Furthermore, she asked the judge to dismiss the charges and/or quash the proceedings. Alternatively, she asked that the applications be acquitted.    

“The argument of the applicant essentially is that the PHOs under which the applicants are charged are unenforceable because the regulation which purports to authorize the orders are legally defective,” Judge Hendrickson wrote. 

Anderson argued that the court needed to answer whether the executive — province of Saskatchewan — exceeded its authority when it enacted the regulation and PHO, he continued. 

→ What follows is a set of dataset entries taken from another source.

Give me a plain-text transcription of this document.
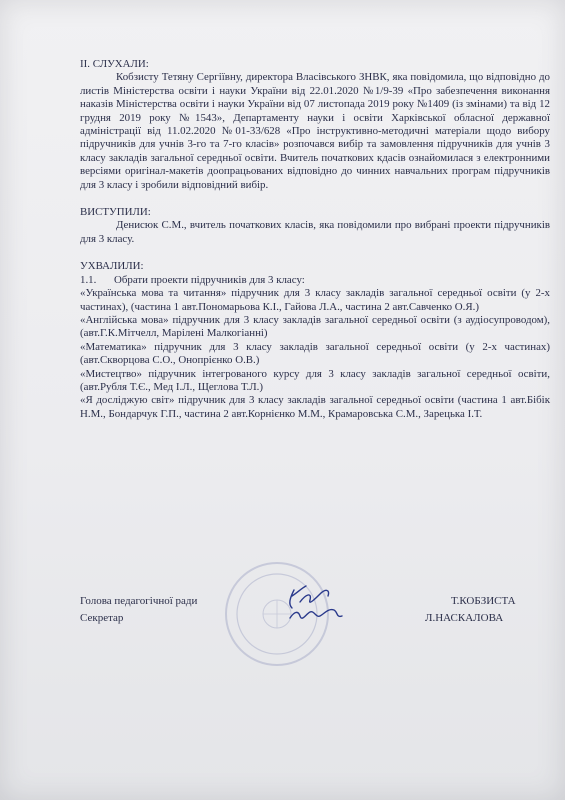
ІІ. СЛУХАЛИ:

Кобзисту Тетяну Сергіївну, директора Власівського ЗНВК, яка повідомила, що відповідно до листів Міністерства освіти і науки України від 22.01.2020 №1/9-39 «Про забезпечення виконання наказів Міністерства освіти і науки України від 07 листопада 2019 року №1409 (із змінами) та від 12 грудня 2019 року №1543», Департаменту науки і освіти Харківської обласної державної адміністрації від 11.02.2020 №01-33/628 «Про інструктивно-методичні матеріали щодо вибору підручників для учнів 3-го та 7-го класів» розпочався вибір та замовлення підручників для учнів 3 класу закладів загальної середньої освіти. Вчитель початкових кдасів ознайомилася з електронними версіями оригінал-макетів доопрацьованих відповідно до чинних навчальних програм підручників для 3 класу і зробили відповідний вибір.

ВИСТУПИЛИ:

Денисюк С.М., вчитель початкових класів, яка повідомили про вибрані проекти підручників для 3 класу.

УХВАЛИЛИ:

1.1. Обрати проекти підручників для 3 класу:

«Українська мова та читання» підручник для 3 класу закладів загальної середньої освіти (у 2-х частинах), (частина 1 авт.Пономарьова К.І., Гайова Л.А., частина 2 авт.Савченко О.Я.)

«Англійська мова» підручник для 3 класу закладів загальної середньої освіти (з аудіосупроводом), (авт.Г.К.Мітчелл, Марілені Малкогіанні)

«Математика» підручник для 3 класу закладів загальної середньої освіти (у 2-х частинах) (авт.Скворцова С.О., Онопрієнко О.В.)

«Мистецтво» підручник інтегрованого курсу для 3 класу закладів загальної середньої освіти, (авт.Рубля Т.Є., Мед І.Л., Щеглова Т.Л.)

«Я досліджую світ» підручник для 3 класу закладів загальної середньої освіти (частина 1 авт.Бібік Н.М., Бондарчук Г.П., частина 2 авт.Корнієнко М.М., Крамаровська С.М., Зарецька І.Т.

Голова педагогічної ради	Т.КОБЗИСТА
Секретар	Л.НАСКАЛОВА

She believed that subsection 25.2 of the regulations was beyond the act’s legal power; the regulation and PHO were illegal for unauthorized sub-delegation of statutory power to the chief medical health officer; and the regulation and act were inconsistent with The Constitution Act, 1982.

Meanwhile, the Crown’s position was that the challenged regulation was not beyond the legal power of The Public Health Act and did not affect an invalid sub-delegation. The Crown also argued that the judge had no jurisdiction to make a dismissal order under The Constitution Act as the applicants requested.  

Judge Hendrickson wrote that he considered three issues in this situation: whether the challenged regulation is beyond the legal power of its parent act, the Public Health Act, 1994, whether the challenged regulation was inconsistent with The Constitution Act 1982, and whether — if the regulation was beyond its power or inconsistent — there was a remedy to the situation.

Issue 1

The judge wrote that he was satisfied that the purpose and scope of the act were to protect the health and well-being of Saskatchewanians, so the answer to the first issue was “no.” 

He acknowledged that the act allowed the government to establish measures to control the spread of infectious diseases and allowed for other measures, such as shutting down premises to prevent or control a health hazard.  

Hendrickson disagreed with the applicants’ arguments that the health orders affected people’s fundamental freedoms, that the province essentially re-delegated power to itself to be exercised in an administrative or discretionary fashion, and that the regulation transformed a legislative power into an administrative power vested in the minister. 

“… the powers conferred upon the Lieutenant Governor in Council … are distinct from the powers conferred upon the minister by the regulation,” he continued. “The language of the sub-delegation does not simply repeat the language of the delegation and the sub-delegate is not empowered to do the exact same thing the delegate is empowered to do.”

Issue 2

The judge wrote that he believed the applicants had not demonstrated that the regulation was inconsistent with The Constitution Act, 1982, so the answer to the second issue was “no.” 

Anderson argued that unwritten constitutional principles and the principles associated with the rule of law precluded the provincial government from imposing the regulation. Moreover, she argued that the executive had no inherent power to take any action unauthorized by law, while the power to infringe on civil liberties is a substantive legislative power.

“… unwritten principles and the principles associated with the rule of law are no independent bases upon which to invalidate legislation,” wrote Hendrickson. “… the Supreme Court (has) said the unwritten principle of democracy cannot be used as a device for invalidating otherwise valid provincial legislation … .

“… case law says delegations such as the one effected by the regulations are consistent with the Constitution.”